AppCheck may make tens or hundreds of thousands of requests to a given web application.
The reason for this is can be best explained by digging into how AppCheck works under the hood.
Page discovery
Before AppCheck can test a website for vulnerabilities, it must first build up a map of the site so that it knows what pages need testing for vulnerabilities.
It builds up this map, by default, by a combination of crawling (following links from the root/main page of the site defined in the scan) and by brute forcing (guessing paths that may contain hidden content at common locations such as /admin, or /contact-us. All this involves making a very large number of requests in order to build up the map.

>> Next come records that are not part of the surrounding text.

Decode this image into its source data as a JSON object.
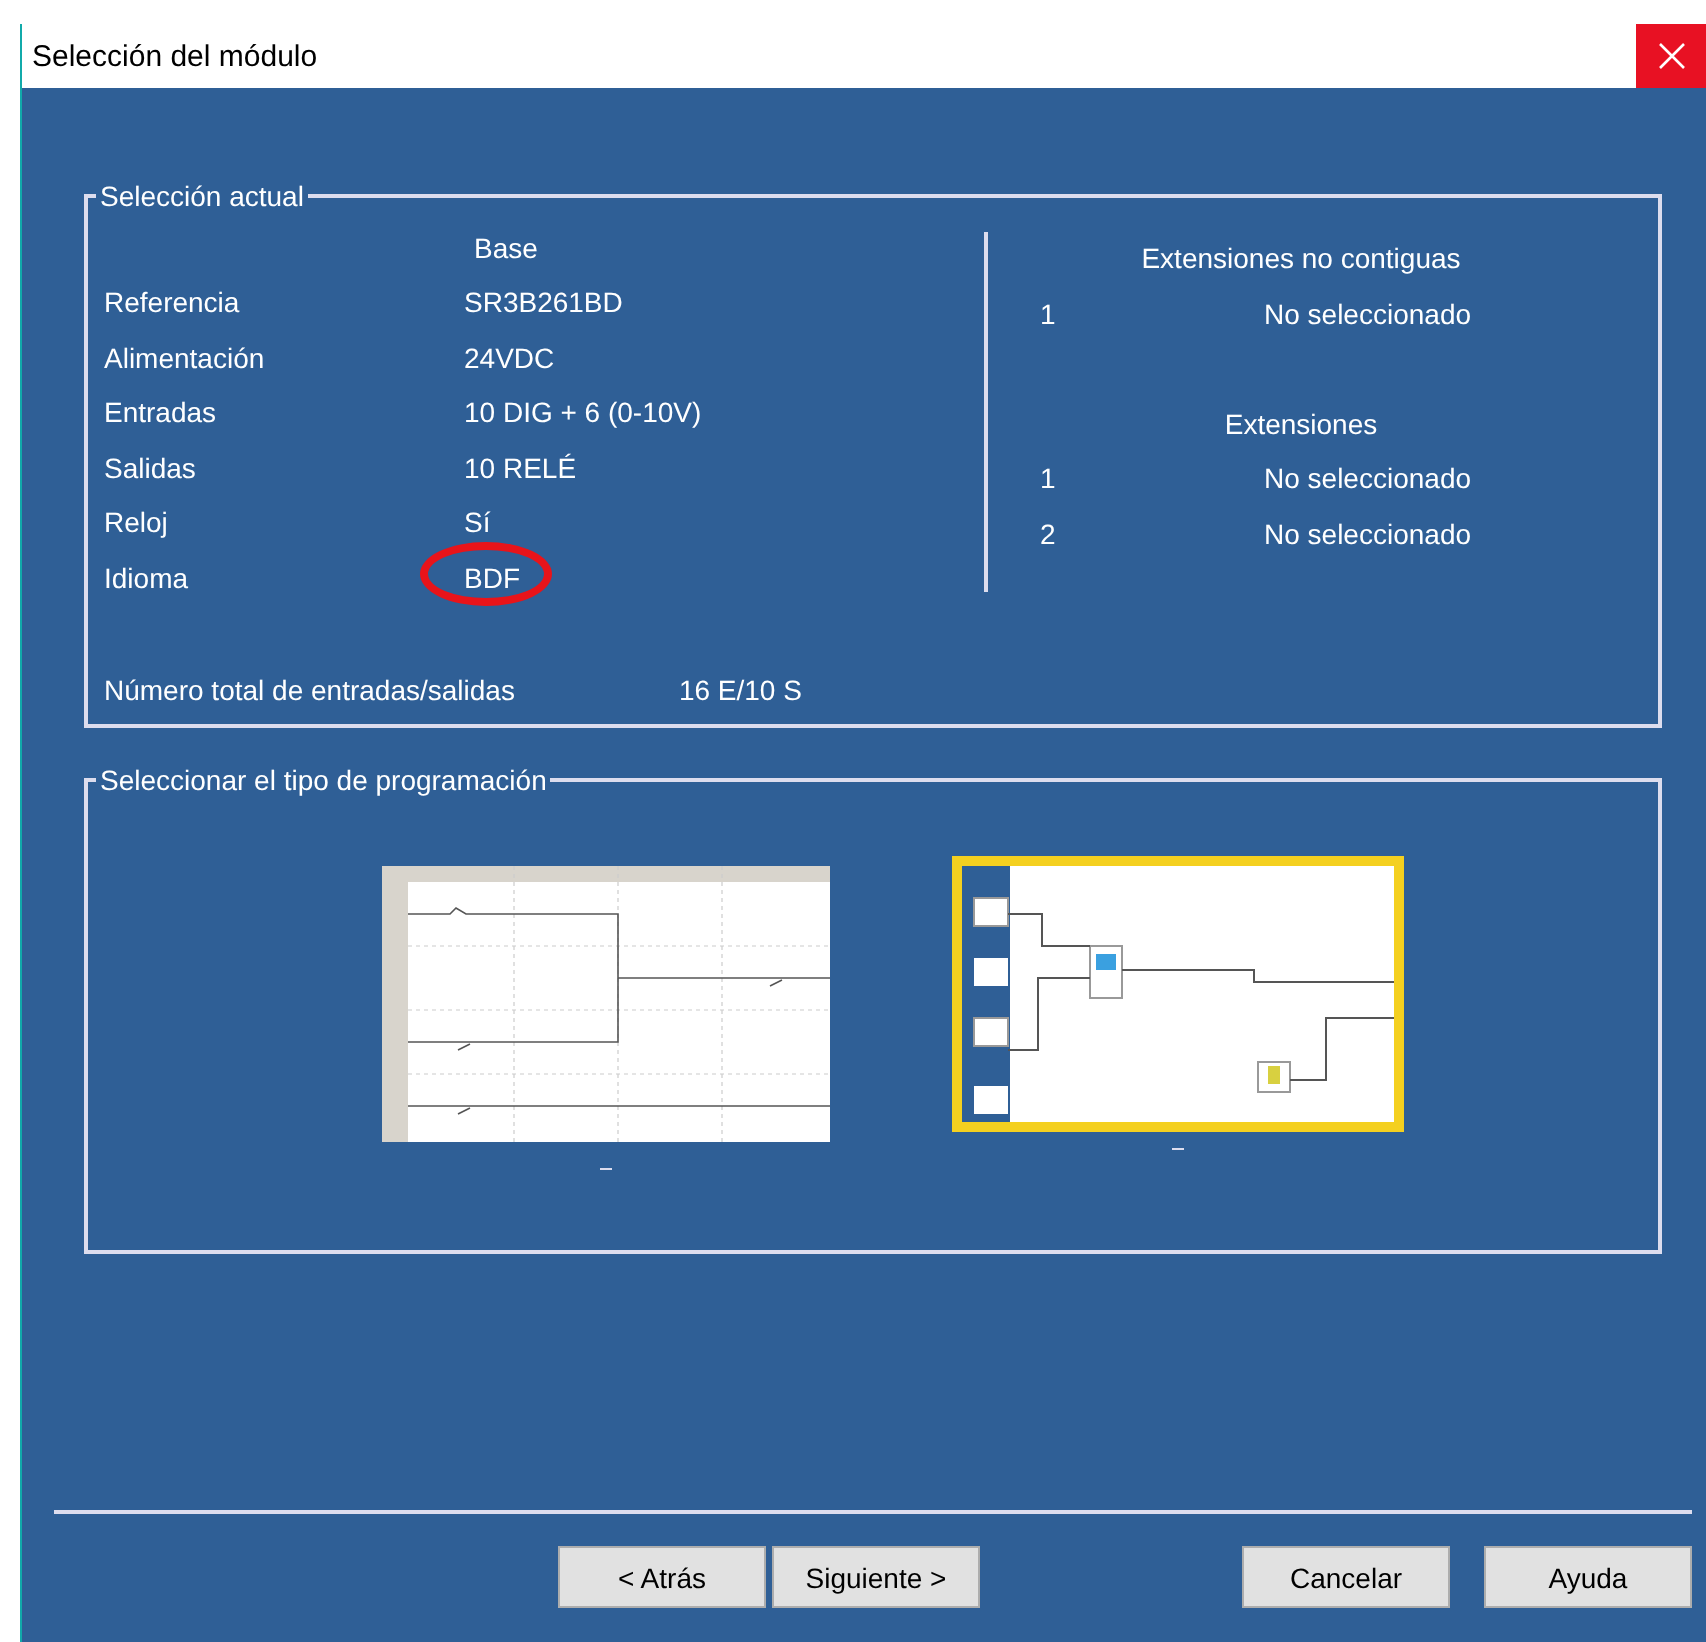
{
  "window": {
    "title": "Selección del módulo"
  },
  "current_selection": {
    "title": "Selección actual",
    "base_heading": "Base",
    "fields": [
      {
        "label": "Referencia",
        "value": "SR3B261BD",
        "circled": false
      },
      {
        "label": "Alimentación",
        "value": "24VDC",
        "circled": false
      },
      {
        "label": "Entradas",
        "value": "10 DIG + 6 (0-10V)",
        "circled": false
      },
      {
        "label": "Salidas",
        "value": "10 RELÉ",
        "circled": false
      },
      {
        "label": "Reloj",
        "value": "Sí",
        "circled": false
      },
      {
        "label": "Idioma",
        "value": "BDF",
        "circled": true
      }
    ],
    "total_label": "Número total de entradas/salidas",
    "total_value": "16 E/10 S",
    "noncontiguous_heading": "Extensiones no contiguas",
    "noncontiguous": [
      {
        "number": "1",
        "value": "No seleccionado"
      }
    ],
    "extensions_heading": "Extensiones",
    "extensions": [
      {
        "number": "1",
        "value": "No seleccionado"
      },
      {
        "number": "2",
        "value": "No seleccionado"
      }
    ]
  },
  "programming": {
    "title": "Seleccionar el tipo de programación",
    "options": [
      {
        "kind": "ladder",
        "selected": false
      },
      {
        "kind": "fbd",
        "selected": true
      }
    ]
  },
  "nav_buttons": [
    "< Atrás",
    "Siguiente >"
  ],
  "end_buttons": [
    "Cancelar",
    "Ayuda"
  ]
}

You can reduce the number of calls required in this stage by disabling brute forcing, and by providing a link to a site map, or defining GoScripts to traverse the main flows that you want the scanner to traverse.
Vulnerability testing
Once the scanner has built up its logical map of the site, it has to test each page that it has found. This takes more than one request per page. Imagine that one page on a website has a contact form, something like the below:
You can see that this form has 5 fields that each take input (other forms may well have many more). A scanner plugin such as an XSS (Cross-Site Scripting) check has to try submitting different payloads (entries) into the form fields that can lead to a vulnerability.
Here is a random page that lists various XSS payloads: https://github.com/pgaijin66/XSS-Payloads/blob/master/payload.txt . It has 525 of them, so to check if each of the fields is vulnerable would take 2,625 requests, just for this one plugin on this one page. Its easy to see how the number of page requests can exceed tens of thousands.
Add to that that a request has more than just the form fields: cookies, headers, and that we ignored some of the fields, and that could easily exceed 20K requests for a single form.
You can reduce the number of requests made in this phase by ensuring that only plugins applicable to the site technology are enabled in the scan settings - eg if no Content Management System (CMS) is used, disable CMS checks in the web application plugins settings.
Putting it all together
We can see therefore that a scanner may need to make a very large number of web requests:
Crawling from root - 2000 requests (discovers 200 targets)
Bruteforce Discovery - 2000 requests (discovers additional 75 targets)
Plugin execution of each of the 275 targets x 100 plugins = 27,500 plugin executions.
Payload variation for each plugin = 27,500 plugin executions x 525 payloads per plugin = 1,443,7500 requests
In reality, not every plugin would need to make so many payload executions, but it is easy to see why in combination a large number of requests needs to be made to fully test a site for all vulnerabilities.